OpenAI has created a version of GPT-4, its latest text generation model, that can “remember” about 50 pages of content thanks to a greatly enlarged context window.
That might not sound significant. But that’s five times more information than the standard GPT-4 can hold in its “memory” and eight times more than GPT-3.
“The model can use long documents flexibly,” said Greg Brockman, co-founder and president of OpenAI, during a live demo this afternoon. “We want to see what kind of applications [this enables].”

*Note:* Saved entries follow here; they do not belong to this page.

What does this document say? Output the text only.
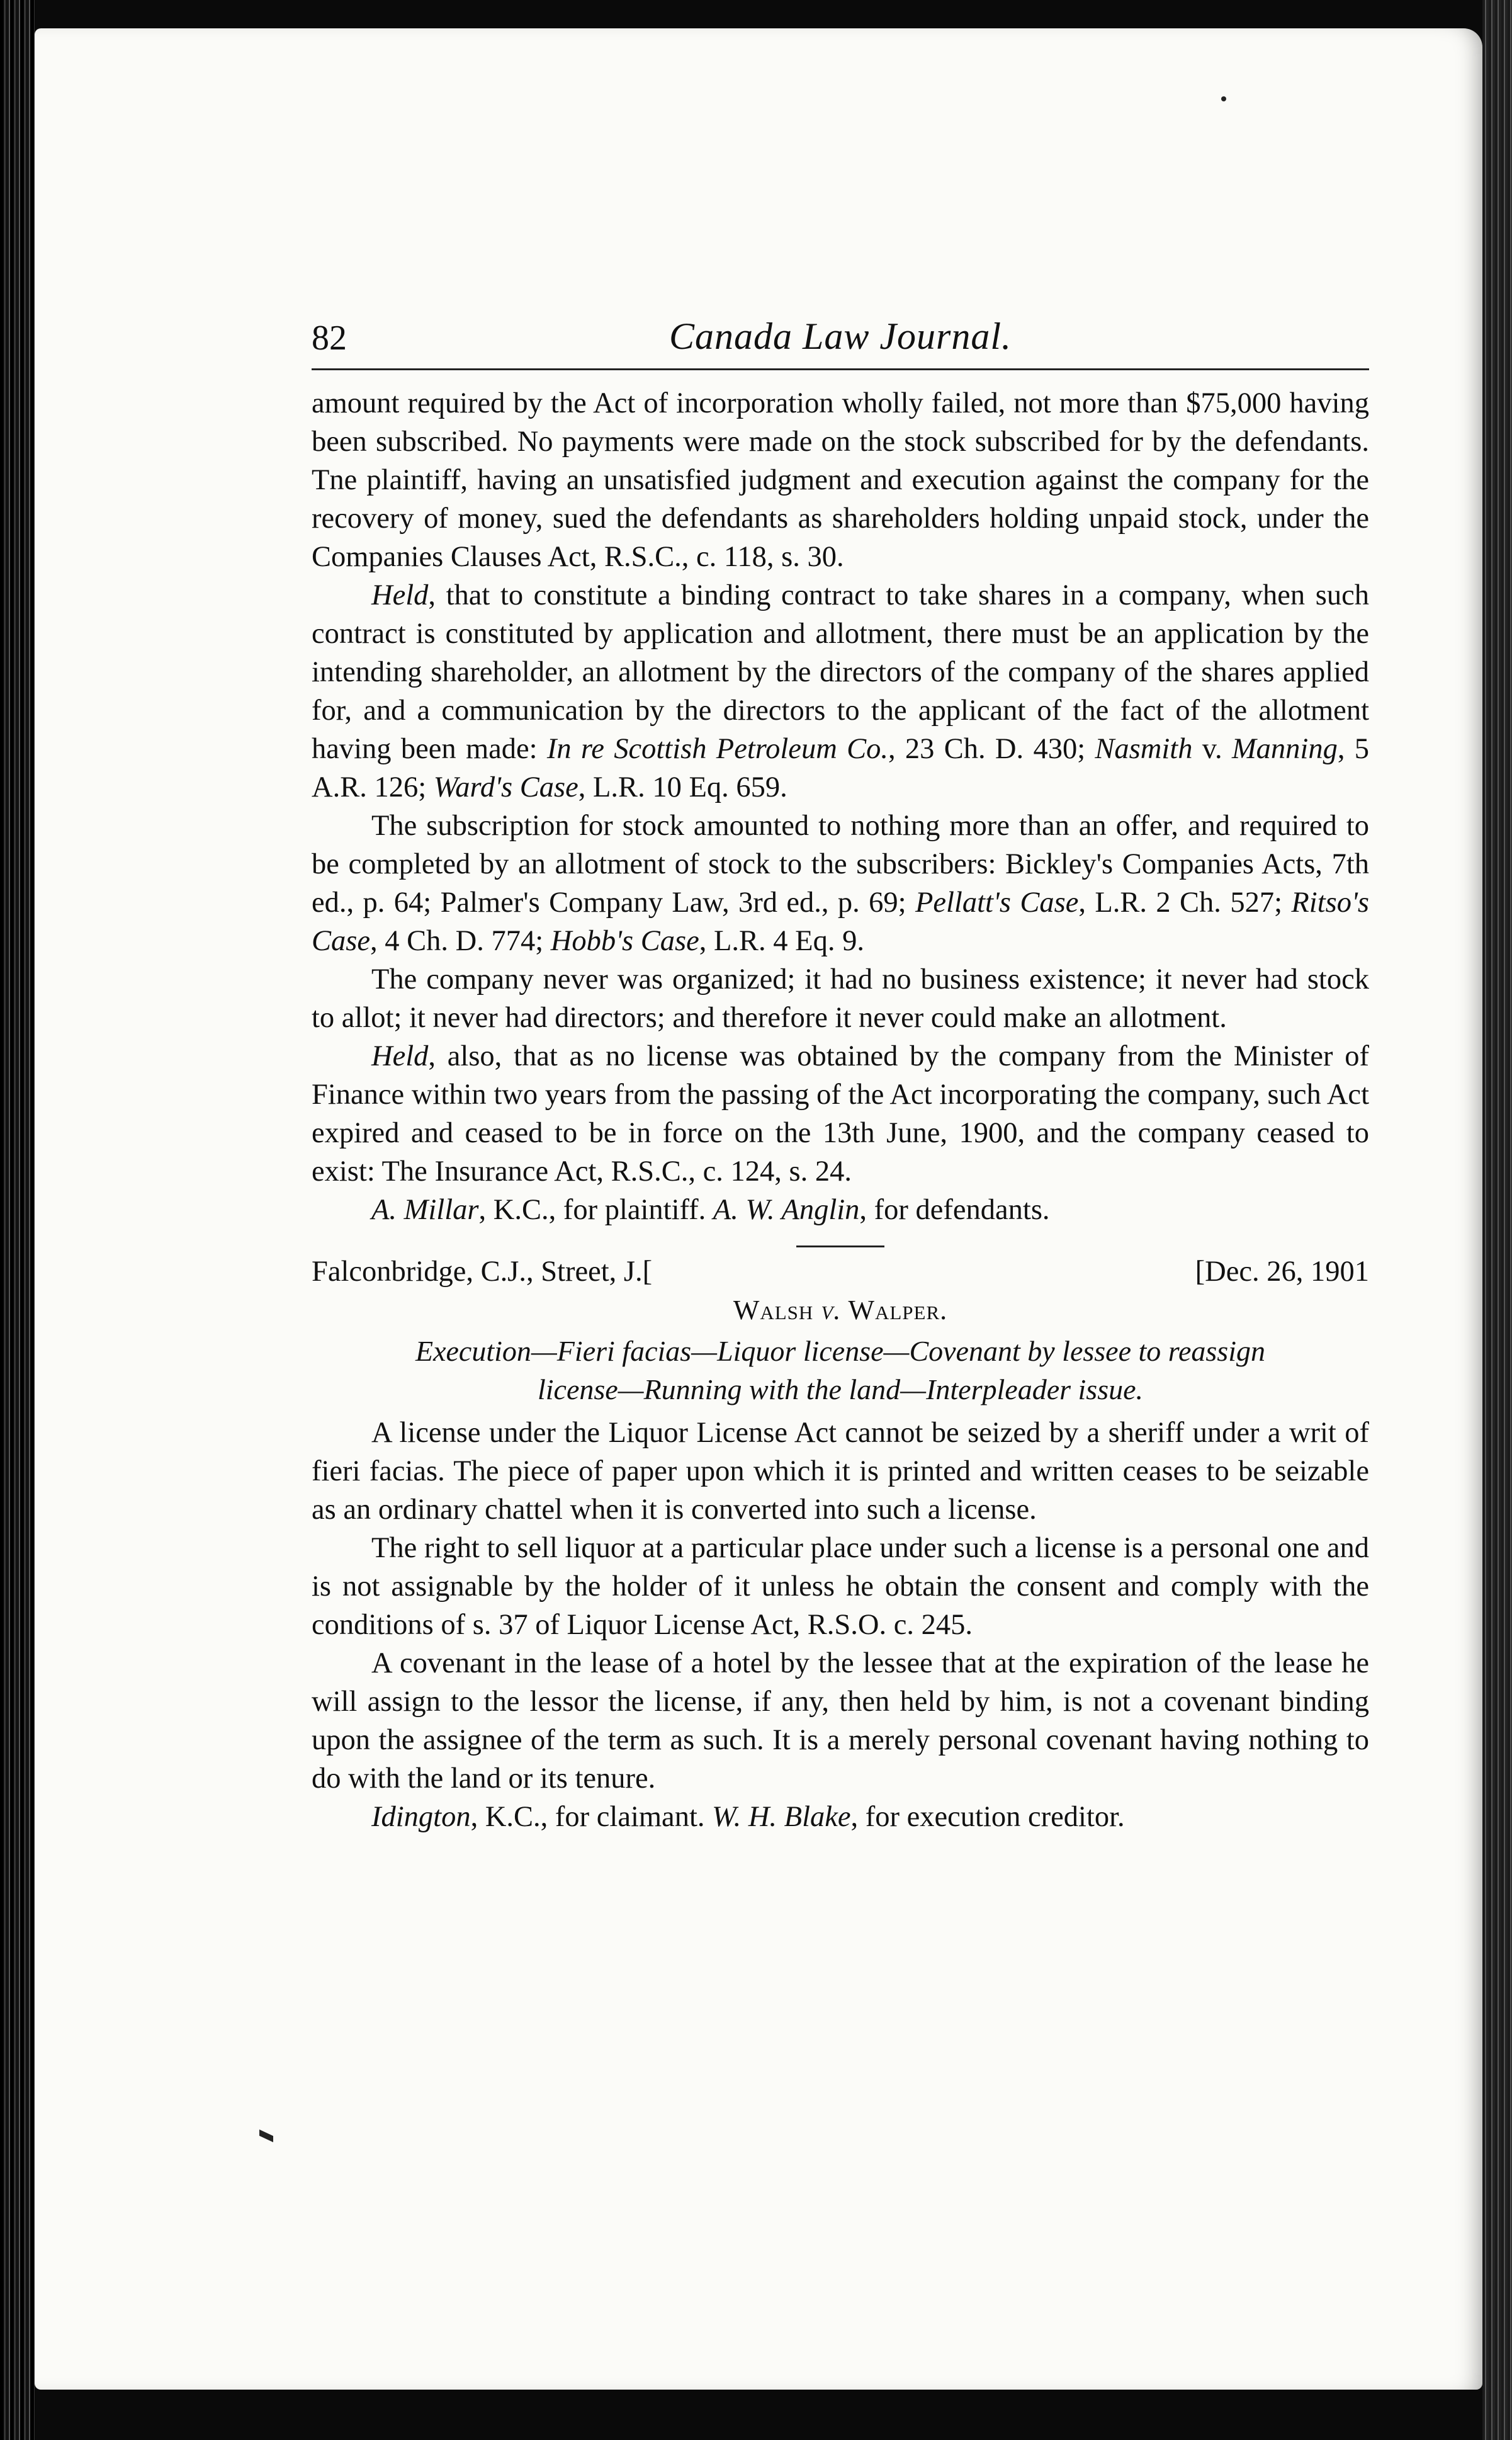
82	Canada Law Journal.

amount required by the Act of incorporation wholly failed, not more than $75,000 having been subscribed. No payments were made on the stock subscribed for by the defendants. Tne plaintiff, having an unsatisfied judgment and execution against the company for the recovery of money, sued the defendants as shareholders holding unpaid stock, under the Companies Clauses Act, R.S.C., c. 118, s. 30.

Held, that to constitute a binding contract to take shares in a company, when such contract is constituted by application and allotment, there must be an application by the intending shareholder, an allotment by the directors of the company of the shares applied for, and a communication by the directors to the applicant of the fact of the allotment having been made: In re Scottish Petroleum Co., 23 Ch. D. 430; Nasmith v. Manning, 5 A.R. 126; Ward's Case, L.R. 10 Eq. 659.

The subscription for stock amounted to nothing more than an offer, and required to be completed by an allotment of stock to the subscribers: Bickley's Companies Acts, 7th ed., p. 64; Palmer's Company Law, 3rd ed., p. 69; Pellatt's Case, L.R. 2 Ch. 527; Ritso's Case, 4 Ch. D. 774; Hobb's Case, L.R. 4 Eq. 9.

The company never was organized; it had no business existence; it never had stock to allot; it never had directors; and therefore it never could make an allotment.

Held, also, that as no license was obtained by the company from the Minister of Finance within two years from the passing of the Act incorporating the company, such Act expired and ceased to be in force on the 13th June, 1900, and the company ceased to exist: The Insurance Act, R.S.C., c. 124, s. 24.

A. Millar, K.C., for plaintiff. A. W. Anglin, for defendants.

Falconbridge, C.J., Street, J.[	[Dec. 26, 1901

Walsh v. Walper.

Execution—Fieri facias—Liquor license—Covenant by lessee to reassign
license—Running with the land—Interpleader issue.

A license under the Liquor License Act cannot be seized by a sheriff under a writ of fieri facias. The piece of paper upon which it is printed and written ceases to be seizable as an ordinary chattel when it is converted into such a license.

The right to sell liquor at a particular place under such a license is a personal one and is not assignable by the holder of it unless he obtain the consent and comply with the conditions of s. 37 of Liquor License Act, R.S.O. c. 245.

A covenant in the lease of a hotel by the lessee that at the expiration of the lease he will assign to the lessor the license, if any, then held by him, is not a covenant binding upon the assignee of the term as such. It is a merely personal covenant having nothing to do with the land or its tenure.

Idington, K.C., for claimant. W. H. Blake, for execution creditor.
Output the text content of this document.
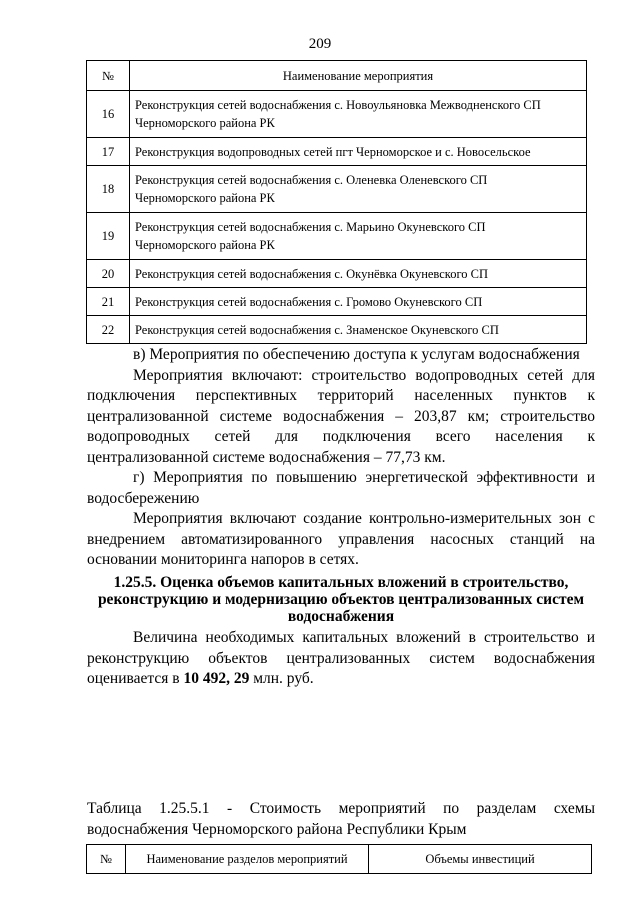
209
№	Наименование мероприятия
16	Реконструкция сетей водоснабжения с. Новоульяновка Межводненского СП
Черноморского района РК
17	Реконструкция водопроводных сетей пгт Черноморское и с. Новосельское
18	Реконструкция сетей водоснабжения с. Оленевка Оленевского СП
Черноморского района РК
19	Реконструкция сетей водоснабжения с. Марьино Окуневского СП
Черноморского района РК
20	Реконструкция сетей водоснабжения с. Окунёвка Окуневского СП
21	Реконструкция сетей водоснабжения с. Громово Окуневского СП
22	Реконструкция сетей водоснабжения с. Знаменское Окуневского СП

в) Мероприятия по обеспечению доступа к услугам водоснабжения

Мероприятия включают: строительство водопроводных сетей для подключения перспективных территорий населенных пунктов к централизованной системе водоснабжения – 203,87 км; строительство водопроводных сетей для подключения всего населения к централизованной системе водоснабжения – 77,73 км.

г) Мероприятия по повышению энергетической эффективности и водосбережению

Мероприятия включают создание контрольно-измерительных зон с внедрением автоматизированного управления насосных станций на основании мониторинга напоров в сетях.

1.25.5. Оценка объемов капитальных вложений в строительство,
реконструкцию и модернизацию объектов централизованных систем
водоснабжения

Величина необходимых капитальных вложений в строительство и реконструкцию объектов централизованных систем водоснабжения оценивается в 10 492, 29 млн. руб.

Таблица 1.25.5.1 - Стоимость мероприятий по разделам схемы водоснабжения Черноморского района Республики Крым
№	Наименование разделов мероприятий	Объемы инвестиций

When it comes to text-generating AI, the context window refers to the text that the model considers before generating additional text. While models like GPT-4 “learn” to type by training themselves on billions of examples of text, they can only consider a small fraction of that text at a time, determined primarily by the size of their context window.
Models with small context windows tend to “forget” the content of even very recent conversations, leading them to go off topic. After a few thousand words, they also forget your initial instructions and instead extrapolate their behavior from the latest information within your context window instead of the original request.
Allen Pike, a former Apple software engineer, colorful Explain this way:
“[The model] He will forget everything you try to teach him. She’ll forget you live in Canada. He will forget that you have children. He’ll forget you hate booking things on Wednesdays and please stop suggesting things on Wednesdays, dammit. If neither of you has mentioned his name for a while, he’ll forget that too. talk to a [GPT-powered] character for a while, and you can start to feel like you’re bonding with him, getting to a really cool place. Sometimes he gets a little confused, but that happens to people too. But eventually, the fact that he has no medium-term memory becomes clear, and the illusion is shattered.
We have not yet been able to get the version of GPT-4 with the extended context window, gpt-4-32k. (OpenAI says it is processing requests for the high-context and low-context GPT-4 models at “different rates depending on capacity.”) But it’s not hard to imagine how conversations with him could be so much more convincing than the ones before. generation model.
With a larger “memory”, GPT-4 should be able to chat relatively coherently for hours, even days, instead of minutes. And perhaps most importantly, it should be less likely to go off the rails. As Pike points out, one of the reasons chatbots like Bing Chat can be forced to misbehave is because their initial instructions (be a helpful chatbot, respond respectfully, etc.) are quickly removed from their context windows by prompts. and additional answers.
It can be a little more nuanced than that. But the context window plays an important role in grounding the models. definitely. Over time, we’ll see what kind of tangible difference it makes.